A guerra acabou. Dilma Rousseff é presidente do Brasil. Para chegar até aqui, teve que enfrentar uma das batalhas mais violentas da história da República. E venceu.

Derrotou não só seu adversário, José Serra, mas também um exército implacável, cruel e muito poderoso: os principais grupos de comunicação do país. Estes são os grandes derrotados nesse dia de glória para a democracia.

Os milhões de votos recebidos pela candidata petista são a prova gigantesca de que os brasileiros nunca mais se deixarão ser manipulados. Nem permitirão ser tratados como gente ignorante. O povo, definitivamente, não é bobo.

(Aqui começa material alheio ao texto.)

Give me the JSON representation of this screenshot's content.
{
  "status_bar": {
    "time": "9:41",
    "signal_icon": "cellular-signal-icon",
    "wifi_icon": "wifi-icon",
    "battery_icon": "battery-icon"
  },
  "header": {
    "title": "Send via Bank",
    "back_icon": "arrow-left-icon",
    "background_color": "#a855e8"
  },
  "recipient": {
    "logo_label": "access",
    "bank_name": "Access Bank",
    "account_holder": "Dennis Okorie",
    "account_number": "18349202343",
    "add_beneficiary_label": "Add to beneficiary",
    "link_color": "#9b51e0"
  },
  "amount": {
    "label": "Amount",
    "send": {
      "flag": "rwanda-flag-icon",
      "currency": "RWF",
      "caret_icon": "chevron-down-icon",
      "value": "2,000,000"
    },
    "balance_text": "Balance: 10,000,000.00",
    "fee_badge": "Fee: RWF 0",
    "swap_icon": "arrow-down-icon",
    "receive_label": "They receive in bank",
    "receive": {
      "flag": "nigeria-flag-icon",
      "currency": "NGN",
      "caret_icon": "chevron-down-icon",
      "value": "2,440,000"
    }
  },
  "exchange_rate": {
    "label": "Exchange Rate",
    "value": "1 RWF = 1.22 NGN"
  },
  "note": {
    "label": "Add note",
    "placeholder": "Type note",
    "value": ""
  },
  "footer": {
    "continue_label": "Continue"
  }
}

Durante meses, houve um bombardeio incessante de manchetes, chamadas, apelos, boatos e factoides. Um massacre impiedoso, orquestrado. Em fiapos de verdade, urdiram uma rede de mentiras e preconceitos.

Não bastou ser atacada durante o horário eleitoral gratuito. Isso faz parte do jogo. Infame foi ser fustigada diariamente pela propaganda política voluntária dos barões da mídia.

Dilma Rousseff e milhões de brasileiros enfrentaram o maior jornal do país, a Folha de S.Paulo. E a maior emissora de TV, a Globo. A revista de maior tiragem, a Veja. Nessa tropa de choque incansável também perfilam os jornais O Estado de S.Paulo e O Globo. Turma da pesada.

Nos próximos dias, sempre às 10h e às 16h, vamos usar este espaço para detalhar a forma como esses derrotados agiram do alto de seus palanques. Como pisotearam a liberdade de imprensa.

Cada um com seus soldados. Ou capangas. Tanto poder para quê? Tanta arrogância, fulminada pela força das urnas. Os que escrevem e entrevistam e ditam editoriais ficaram mudos. Quem manda, senhores do universo, é quem lê, quem ouve, quem vê. Os vitoriosos. Deste Brasil.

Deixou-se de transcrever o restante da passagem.